Une provocation militaire chinoise qui fait monter la tension
L’escalade entre Pékin et Tokyo a franchi un cap dangereux : pour la première fois, le Japon accuse directement des avions chinois d’avoir verrouillé au radar des F-15 au-dessus des eaux internationales près d’Okinawa. Un geste à très forte portée militaire, car l’usage de radars de conduite de tir constitue l’étape préalable à une attaque missile.
Tokyo affirme que deux épisodes distincts ont été enregistrés le 6 décembre, pendant que le porte-avions chinois Liaoning traversait le détroit de Miyako, escorté par trois destroyers. Immédiatement, le Japon a lancé une protestation officielle, qualifiant la manœuvre d’« acte dangereux » et de dépassement clair des normes de sécurité aérienne.
Face à cela, Pékin nie… sans démentir. Le porte-parole de la marine chinoise accuse même Tokyo d’avoir perturbé un « entraînement normal ». Une rhétorique désormais classique dans la stratégie de provocation en zone grise, qui consiste à multiplier les incidents sans jamais franchir le seuil ouvert du conflit.
Une séquence qui confirme le durcissement chinois dans la région
Selon Tokyo, un J-15 chinois a visé un F-15 pendant trois minutes avant qu’un autre appareil chinois ne répète l’opération durant plus d’une demi-heure. De tels verrouillages successifs, s’ils n’étaient qu’un « repérage » comme le prétend Pékin, n’auraient aucun sens opérationnel, rappelle le ministère japonais de la Défense.
Cet épisode intervient dans une séquence où Pékin durcit ouvertement son jeu : depuis début décembre, plus d’une centaine de bâtiments militaires et garde-côtes sillonnent les mers voisines, les opérations autour des Senkaku/Diaoyu se sont faites plus intrusives, des pêcheurs japonais ont été repoussés par les autorités chinoises, et des navires équipés de canons sont même entrés dans les eaux territoriales administrées par Tokyo. Un faisceau d’actions qui, mis bout à bout, dessine une stratégie de pression méthodique.

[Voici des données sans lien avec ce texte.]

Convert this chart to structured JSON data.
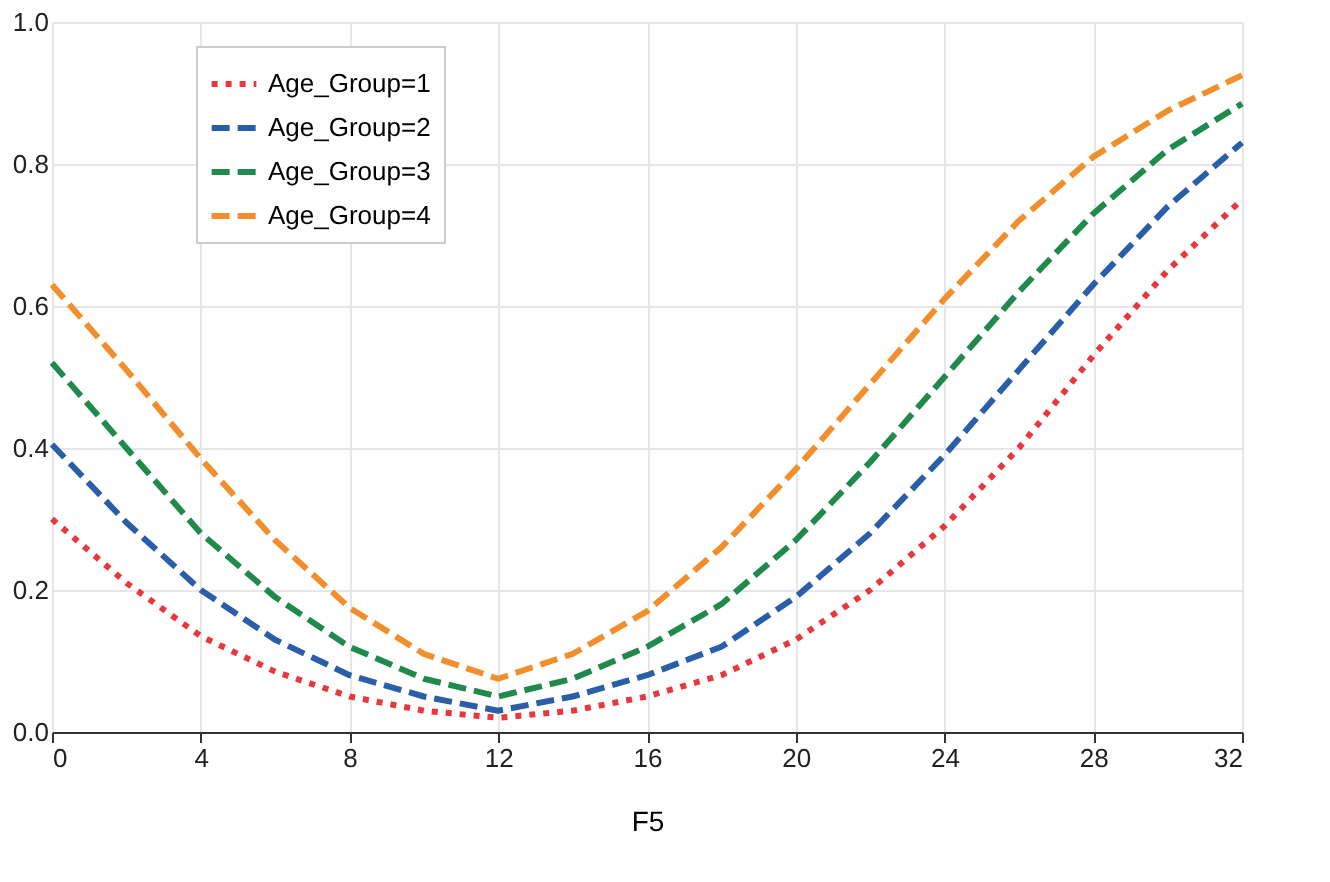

Pour Tokyo, l’affaire du radar marque un changement qualitatif : on passe d’une pression économique, diplomatique et maritime à une friction directe entre avions de combat. Un glissement que beaucoup d’experts redoutaient depuis la radicalisation de la ligne nipponne sous la Première ministre Sanae Takaichi, très ferme sur le dossier taïwanais.
Le piège stratégique qui se referme sur Tokyo
Le Japon se retrouve dans une position délicate : répliquer trop fort pourrait offrir à la Chine le prétexte qu’elle cherche pour justifier un récit d’« agression japonaise » ; se montrer trop prudent ferait courir le risque d’encourager Pékin à aller plus loin.
Les forces d’autodéfense japonaises, qui avaient transité à plusieurs reprises par le détroit de Taïwan pour montrer leur vigilance, ont arrêté ces passages. Selon un haut responsable cité par le Yomiuri Shimbun, tout nouveau transit serait « utilisé par Pékin comme propagande », renforçant l’idée que Tokyo se préparerait à intervenir militairement dans un scénario taïwanais.
La Chine avance, elle, de manière méthodique : elle teste progressivement les limites de ses voisins, banalise ses incursions pour en faire une routine stratégique et installe, presque imperceptiblement, un rapport de force asymétrique auquel la région finit par s’habituer.
Pour le Japon, cette affaire de radar est moins un incident isolé qu’une alerte stratégique : Pékin installe, pas à pas, un nouveau statu quo militaire dans l’Indo-Pacifique.